Inspiration
Reading a full research paper takes time, and most “AI summaries” either skip citations or make things up. We wanted a way to listen to accurate, engaging conversations about new papers - on the bus, at the gym, anywhere, without losing the fidelity of the original source. NVIDIA NIM gave us fast, reliable model access, so we built an agentic pipeline around it.
What it does
It turns any academic PDF into a polished two-host podcast episode. The system: - Ingests the PDF and builds a semantic index - Plans a six-segment episode (Intro → Background → Methods → Results → Discussion → Conclusions) - Writes a conversational script with citations - Fact-checks lines against the paper and fixes issues - Generates natural TTS for two distinct hosts - Packages everything into an MP3 with chapters, plus transcript and a short report
How we built it
Models (NVIDIA NIM): We use llama-3.1-nemotron-nano-8b-v1 to plan and write the script, and nv-embedqa-e5-v5 to understand the paper and power retrieval.
Agentic workflow: Think of it as a relay team—Planning Agent → Content Agent → Verification Agent → Audio Agent. If something’s off, the loop sends it back for fixes before moving on.

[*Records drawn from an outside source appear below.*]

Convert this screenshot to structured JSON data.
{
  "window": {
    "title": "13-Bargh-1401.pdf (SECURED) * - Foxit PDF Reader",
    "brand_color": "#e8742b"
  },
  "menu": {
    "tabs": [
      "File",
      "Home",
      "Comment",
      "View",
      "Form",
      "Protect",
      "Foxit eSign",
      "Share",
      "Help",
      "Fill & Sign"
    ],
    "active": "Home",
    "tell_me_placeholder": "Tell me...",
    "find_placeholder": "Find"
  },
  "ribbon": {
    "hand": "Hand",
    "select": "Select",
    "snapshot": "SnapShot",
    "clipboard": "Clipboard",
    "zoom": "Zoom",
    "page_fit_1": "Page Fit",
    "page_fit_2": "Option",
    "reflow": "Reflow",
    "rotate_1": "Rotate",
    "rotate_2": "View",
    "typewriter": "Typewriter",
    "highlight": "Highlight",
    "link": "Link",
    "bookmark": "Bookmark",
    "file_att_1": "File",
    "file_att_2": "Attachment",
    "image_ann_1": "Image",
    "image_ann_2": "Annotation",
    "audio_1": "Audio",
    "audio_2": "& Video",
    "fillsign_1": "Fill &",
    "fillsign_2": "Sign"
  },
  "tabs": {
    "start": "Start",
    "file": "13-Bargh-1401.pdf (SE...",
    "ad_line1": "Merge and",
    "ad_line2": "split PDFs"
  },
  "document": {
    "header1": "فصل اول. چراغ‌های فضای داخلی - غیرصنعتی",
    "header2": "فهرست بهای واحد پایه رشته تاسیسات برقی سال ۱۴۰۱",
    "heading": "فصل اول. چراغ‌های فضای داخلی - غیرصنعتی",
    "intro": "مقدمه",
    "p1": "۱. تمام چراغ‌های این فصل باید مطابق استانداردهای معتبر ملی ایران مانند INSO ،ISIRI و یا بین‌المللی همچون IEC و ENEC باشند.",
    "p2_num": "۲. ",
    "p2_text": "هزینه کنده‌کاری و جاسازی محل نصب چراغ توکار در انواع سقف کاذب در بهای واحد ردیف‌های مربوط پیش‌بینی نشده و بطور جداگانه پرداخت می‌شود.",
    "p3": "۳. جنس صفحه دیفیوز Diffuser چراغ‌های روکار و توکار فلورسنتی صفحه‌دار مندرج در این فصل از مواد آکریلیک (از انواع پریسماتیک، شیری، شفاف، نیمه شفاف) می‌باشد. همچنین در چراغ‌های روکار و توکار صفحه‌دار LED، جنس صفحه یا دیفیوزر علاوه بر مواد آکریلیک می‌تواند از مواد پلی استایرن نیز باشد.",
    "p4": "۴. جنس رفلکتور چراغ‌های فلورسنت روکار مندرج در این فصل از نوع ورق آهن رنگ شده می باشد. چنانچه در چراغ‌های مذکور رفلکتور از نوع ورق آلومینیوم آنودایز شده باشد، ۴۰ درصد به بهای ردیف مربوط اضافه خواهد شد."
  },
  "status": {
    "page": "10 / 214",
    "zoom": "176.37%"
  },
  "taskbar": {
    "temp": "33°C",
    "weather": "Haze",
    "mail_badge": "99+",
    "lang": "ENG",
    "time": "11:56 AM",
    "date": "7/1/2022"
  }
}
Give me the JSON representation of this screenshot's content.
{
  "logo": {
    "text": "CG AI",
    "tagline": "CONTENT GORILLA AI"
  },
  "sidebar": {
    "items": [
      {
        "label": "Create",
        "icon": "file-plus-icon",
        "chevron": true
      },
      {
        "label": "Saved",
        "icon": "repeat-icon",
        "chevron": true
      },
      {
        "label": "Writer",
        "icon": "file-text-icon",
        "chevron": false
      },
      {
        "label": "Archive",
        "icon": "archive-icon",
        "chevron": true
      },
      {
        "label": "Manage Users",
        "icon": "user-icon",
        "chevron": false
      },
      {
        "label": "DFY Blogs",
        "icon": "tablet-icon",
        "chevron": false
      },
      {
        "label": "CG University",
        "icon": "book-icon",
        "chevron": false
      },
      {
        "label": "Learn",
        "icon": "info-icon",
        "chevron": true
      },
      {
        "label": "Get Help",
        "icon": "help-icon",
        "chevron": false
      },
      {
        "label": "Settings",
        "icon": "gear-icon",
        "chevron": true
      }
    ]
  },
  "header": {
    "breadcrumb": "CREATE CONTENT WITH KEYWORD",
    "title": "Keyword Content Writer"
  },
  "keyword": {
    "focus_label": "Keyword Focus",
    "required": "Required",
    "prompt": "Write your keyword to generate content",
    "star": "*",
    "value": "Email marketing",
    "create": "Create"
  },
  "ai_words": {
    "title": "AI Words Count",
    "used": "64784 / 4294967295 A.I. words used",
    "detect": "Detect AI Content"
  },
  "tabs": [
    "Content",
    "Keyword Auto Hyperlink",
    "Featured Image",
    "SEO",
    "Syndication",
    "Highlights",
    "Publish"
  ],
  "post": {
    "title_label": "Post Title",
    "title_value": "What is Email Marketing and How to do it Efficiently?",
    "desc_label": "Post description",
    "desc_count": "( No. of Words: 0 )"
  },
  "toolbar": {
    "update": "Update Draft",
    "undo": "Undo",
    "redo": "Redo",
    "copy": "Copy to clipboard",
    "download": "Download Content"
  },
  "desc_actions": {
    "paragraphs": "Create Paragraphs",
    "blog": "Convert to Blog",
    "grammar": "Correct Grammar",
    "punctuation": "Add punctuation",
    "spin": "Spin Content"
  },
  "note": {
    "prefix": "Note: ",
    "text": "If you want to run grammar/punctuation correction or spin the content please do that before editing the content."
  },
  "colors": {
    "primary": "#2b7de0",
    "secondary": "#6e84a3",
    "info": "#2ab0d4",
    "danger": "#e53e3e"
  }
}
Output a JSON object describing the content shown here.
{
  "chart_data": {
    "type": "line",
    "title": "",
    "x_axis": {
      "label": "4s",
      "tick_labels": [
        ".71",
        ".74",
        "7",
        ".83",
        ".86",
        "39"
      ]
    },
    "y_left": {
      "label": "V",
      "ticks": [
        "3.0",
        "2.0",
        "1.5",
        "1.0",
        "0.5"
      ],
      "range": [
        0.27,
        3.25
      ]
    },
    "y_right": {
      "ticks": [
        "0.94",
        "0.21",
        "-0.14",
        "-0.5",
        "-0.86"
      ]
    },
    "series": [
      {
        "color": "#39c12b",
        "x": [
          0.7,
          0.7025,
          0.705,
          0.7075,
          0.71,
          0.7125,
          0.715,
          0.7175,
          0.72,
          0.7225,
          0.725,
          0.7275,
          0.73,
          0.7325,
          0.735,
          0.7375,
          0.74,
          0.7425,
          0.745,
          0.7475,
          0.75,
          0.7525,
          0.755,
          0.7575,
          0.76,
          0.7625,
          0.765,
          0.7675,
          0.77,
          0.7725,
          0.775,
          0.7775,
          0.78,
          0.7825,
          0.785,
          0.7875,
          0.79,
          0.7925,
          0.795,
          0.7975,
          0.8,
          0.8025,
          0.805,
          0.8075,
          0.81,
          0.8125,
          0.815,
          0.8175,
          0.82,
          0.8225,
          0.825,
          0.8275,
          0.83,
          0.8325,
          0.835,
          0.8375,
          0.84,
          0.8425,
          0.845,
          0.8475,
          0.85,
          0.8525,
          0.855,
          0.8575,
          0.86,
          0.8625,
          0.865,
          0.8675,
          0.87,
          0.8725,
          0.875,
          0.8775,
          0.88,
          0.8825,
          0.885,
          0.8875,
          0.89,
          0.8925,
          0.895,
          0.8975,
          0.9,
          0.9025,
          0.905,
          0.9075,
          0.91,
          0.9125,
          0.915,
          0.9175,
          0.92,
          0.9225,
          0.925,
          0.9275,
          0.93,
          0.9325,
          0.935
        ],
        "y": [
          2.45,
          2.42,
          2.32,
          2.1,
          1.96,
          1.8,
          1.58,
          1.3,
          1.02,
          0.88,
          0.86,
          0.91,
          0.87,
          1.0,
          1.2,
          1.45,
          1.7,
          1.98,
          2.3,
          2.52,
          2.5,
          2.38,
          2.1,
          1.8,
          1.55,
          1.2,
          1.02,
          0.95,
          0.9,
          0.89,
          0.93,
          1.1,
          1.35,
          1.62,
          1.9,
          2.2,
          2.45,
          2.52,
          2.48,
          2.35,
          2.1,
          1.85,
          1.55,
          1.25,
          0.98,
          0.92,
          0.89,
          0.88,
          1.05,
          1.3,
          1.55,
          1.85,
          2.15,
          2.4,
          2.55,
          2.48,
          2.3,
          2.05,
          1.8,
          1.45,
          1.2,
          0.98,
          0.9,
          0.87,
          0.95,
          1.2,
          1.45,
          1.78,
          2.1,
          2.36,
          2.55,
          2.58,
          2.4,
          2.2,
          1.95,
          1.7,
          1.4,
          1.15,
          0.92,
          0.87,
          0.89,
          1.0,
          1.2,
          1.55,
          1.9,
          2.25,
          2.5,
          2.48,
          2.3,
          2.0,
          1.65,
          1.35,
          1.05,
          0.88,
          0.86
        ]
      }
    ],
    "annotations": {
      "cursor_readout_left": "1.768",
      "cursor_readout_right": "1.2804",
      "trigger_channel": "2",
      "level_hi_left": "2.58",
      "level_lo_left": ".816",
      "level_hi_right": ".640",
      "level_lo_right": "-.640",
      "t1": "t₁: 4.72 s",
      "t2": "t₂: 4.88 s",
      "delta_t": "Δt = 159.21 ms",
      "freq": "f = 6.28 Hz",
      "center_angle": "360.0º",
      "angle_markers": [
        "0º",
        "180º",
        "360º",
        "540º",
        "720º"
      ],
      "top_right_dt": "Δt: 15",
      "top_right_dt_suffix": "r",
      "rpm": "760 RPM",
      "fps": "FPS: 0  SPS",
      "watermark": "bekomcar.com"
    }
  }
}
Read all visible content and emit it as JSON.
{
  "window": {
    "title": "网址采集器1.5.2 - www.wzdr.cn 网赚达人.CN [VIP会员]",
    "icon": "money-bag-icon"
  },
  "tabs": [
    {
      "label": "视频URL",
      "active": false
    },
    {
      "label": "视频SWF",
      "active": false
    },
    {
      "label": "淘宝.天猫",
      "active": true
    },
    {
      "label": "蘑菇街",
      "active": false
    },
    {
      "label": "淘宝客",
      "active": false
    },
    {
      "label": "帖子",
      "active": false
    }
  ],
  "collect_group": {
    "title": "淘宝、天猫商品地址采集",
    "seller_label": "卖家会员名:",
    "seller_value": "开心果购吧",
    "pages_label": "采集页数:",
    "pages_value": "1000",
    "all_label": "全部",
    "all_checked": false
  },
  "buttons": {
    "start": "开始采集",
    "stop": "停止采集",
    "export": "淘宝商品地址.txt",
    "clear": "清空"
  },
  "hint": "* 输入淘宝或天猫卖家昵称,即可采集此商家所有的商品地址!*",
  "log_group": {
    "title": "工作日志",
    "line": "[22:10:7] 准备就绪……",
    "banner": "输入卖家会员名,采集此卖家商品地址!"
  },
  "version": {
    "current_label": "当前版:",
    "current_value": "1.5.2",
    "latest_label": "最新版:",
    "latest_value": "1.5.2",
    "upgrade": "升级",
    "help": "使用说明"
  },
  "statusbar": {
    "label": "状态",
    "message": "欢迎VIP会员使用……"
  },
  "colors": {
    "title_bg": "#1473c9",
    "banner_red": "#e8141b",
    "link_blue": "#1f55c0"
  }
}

RAG: We keep two indexes—one focused on facts, the other on style—so the episode stays accurate and sounds natural.
Audio: Two distinct voices, clean chapter markers, even volume, and proper metadata so it feels like a real show.
Cloud: It runs on AWS EKS behind a public load balancer, with Docker images in ECR, files in S3, and secrets in AWS Secrets Manager. We keep things simple with one Gunicorn worker (shared in-memory queue), and if ffmpeg ever refuses to stitch audio, we fall back to a NumPy combiner so the MP3 still finishes.
Challenges we ran into
PDF extraction quality: Messy layouts broke context windows. We improved parsing and chunking to preserve headings, captions, and tables.
Audio continuity: Some TTS segments clipped or felt “robotic.” We tuned pacing and normalized loudness across segments.
Accomplishments that we're proud of
- A working, end-to-end research-to-podcast pipeline with live UI and APIs.
- two realistic hosts, smooth pacing, chapter markers
What we learned
- Dual-index RAG helps keep tone human while staying faithful to the paper.
- TTS quality isn’t just voices—it’s timing, phrasing, and post-processing.
What's next for Podcast Episode Generation from Research
We plan to integrate richer voices with more natural pauses and expressive emphasis. We also plan to integrate multi-paper episodes that compare and debate results.